I was not aware of that sense, but sure enough, the OED’s definition 1.g. of “joy” reads:colloq. Result, satisfaction, success. Esp. with negative, and freq. ironical.” The first relevant citation is from a 1946 book, Escape to Danger (and the quotation marks suggest a fresh coinage). “At 9.15 the workers had been down nearly forty minutes and still ‘no joy’.” Then from Stanley Price’s 1961 Just for Record: ” I..tried to get a taxi. No joy, so back into the studio.” Those and all subsequent citations appear to be British. There is also a Canadian shoegazing band called No Joy, formed in 2009.

However, as Wes noticed, the expression is creeping into American usage. I found several recent examples on Google News. Boston Globe tech columnist Hiawatha Bray (born in Chicago) writes in a recent piece: “I’ve asked Facebook for a comment, but no joy so far.”

And Tom Maxwell (born in Baltimore), in a Salon review of BBC Music’s video of “God Only Knows,” wrote last year:

Elton John, looking pained, covered in computer-generated blue butterflies, singing, “You’ll never need to doubt it.”  From the look of things, he should be singing, “Everything is satisfactual,” but no joy.

There is also a specifically American use, at least according to Urban Dictionary.
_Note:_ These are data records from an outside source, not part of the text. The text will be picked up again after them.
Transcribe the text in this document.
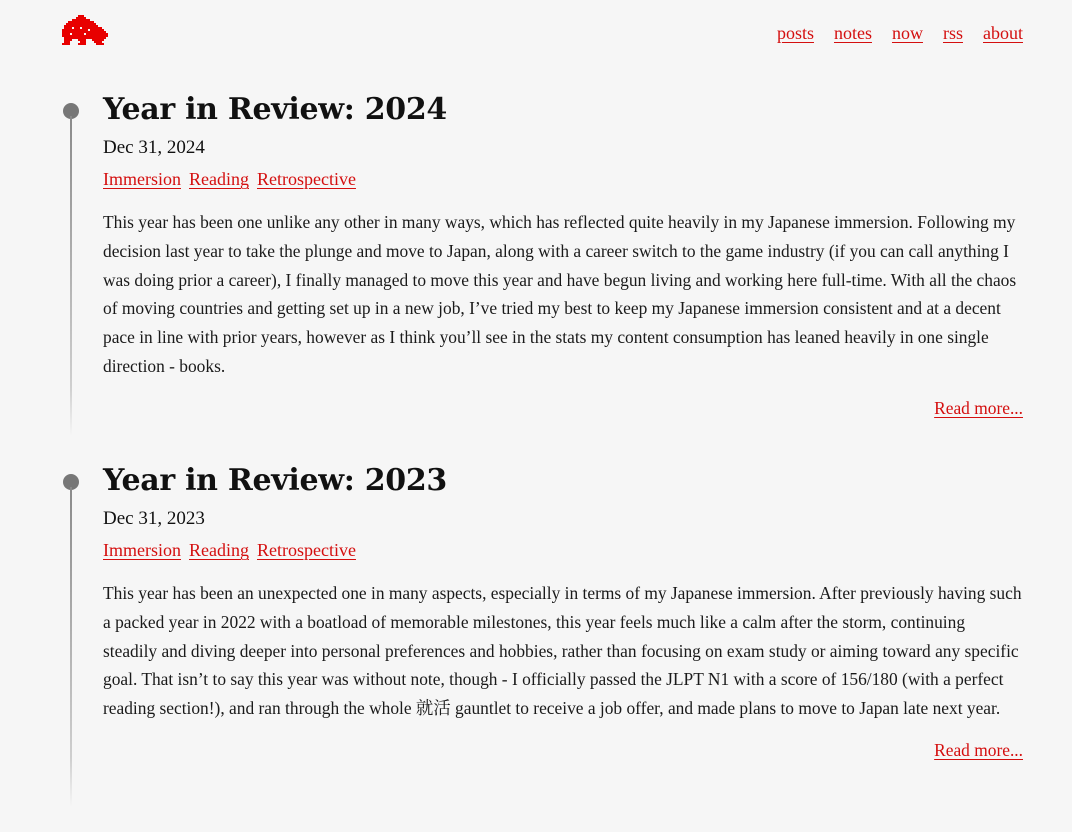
posts notes now rss about
Year in Review: 2024
Dec 31, 2024
Immersion Reading Retrospective

This year has been one unlike any other in many ways, which has reflected quite heavily in my Japanese immersion. Following my decision last year to take the plunge and move to Japan, along with a career switch to the game industry (if you can call anything I was doing prior a career), I finally managed to move this year and have begun living and working here full-time. With all the chaos of moving countries and getting set up in a new job, I’ve tried my best to keep my Japanese immersion consistent and at a decent pace in line with prior years, however as I think you’ll see in the stats my content consumption has leaned heavily in one single direction - books.

Read more...
Year in Review: 2023
Dec 31, 2023
Immersion Reading Retrospective

This year has been an unexpected one in many aspects, especially in terms of my Japanese immersion. After previously having such a packed year in 2022 with a boatload of memorable milestones, this year feels much like a calm after the storm, continuing steadily and diving deeper into personal preferences and hobbies, rather than focusing on exam study or aiming toward any specific goal. That isn’t to say this year was without note, though - I officially passed the JLPT N1 with a score of 156/180 (with a perfect reading section!), and ran through the whole 就活 gauntlet to receive a job offer, and made plans to move to Japan late next year.

Read more...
A 2006 post offers this definition: “In air intercept, a code meaning, ‘I have been unsuccessful,’ or, ‘I have no information.'”

A later poster elaborates. “When a control tower advises a pilot that he has an approaching aircraft. If the pilot does not see the approaching aircraft, after a few seconds, he can reply ‘no joy.'”

If I could find out exactly how and when “no joy” entered U.S. military parlance, I would be a happy man.

“On the day”

Not long after I started spending time in London, I noticed the use of a phrase for which there is no precise U.S. equivalent: “on the day.” I know quite well that Americans use those words in that order, but not quite in the same context as in the U.K. I searched the phrase on Google News, and the first page of hits all came from British or Commonwealth sources. Here they are:

  • “These games are often fifty-fifty at best and even the well credentialled teams are vulnerable to a bit of bad luck on the day.” (Australian sports site The Roar)
  • Amongst the star performers on the day were young centre duo Jack Roberts and George Catchpole.” (Bourne [England] Local)
  • “Umpiring is a real team environment, just as playing is. We prepare to perform well, and all that matters is making sure you get it right on the day.” (The Roar, again)
  • “There’s been widespread condemnation from fans and teams alike of Force India, who blocked Manor (previously Marussia, previously Virgin, previously Manor) F1’s return to the grid, based on a half-baked excuse they came up with on the day.” (English Formula 1 site Badger GP)
  • “’Potentially, it’s a very useful tool but its complementary to the main pollsters. It would be feasible to do it on the day [of an election],’ he said.” (The Guardian)

That last one is interesting, because the bracketed insertion represents (to my mind) precisely the American version. That is, we are more explicit, saying  “on the day of [fill in the event],” or “when the day finally arrived,” or “on the day itself.” I have no idea why The Guardian should have felt the need to add “of an election,” other than as a gesture to its increasing number of American online readers.

I bring all this up because the other day I heard Vickie Barker’s very American voice, in an NPR report on London’s “Visit My Mosque” campaign, say these words: “But on the day, the center was packed with visitors sipping tea, nibbling pizza and cake, and eagerly listening to community members like Zahra Khimji describe a typical week there.”

NPR doesn’t provide any information about Ms. Barker, but I found a 2012 interview with her saying she had lived in London “over twenty years.” That makes at least twenty-five now, which is clearly enough time to lead even a Yank journo to say “on the day.”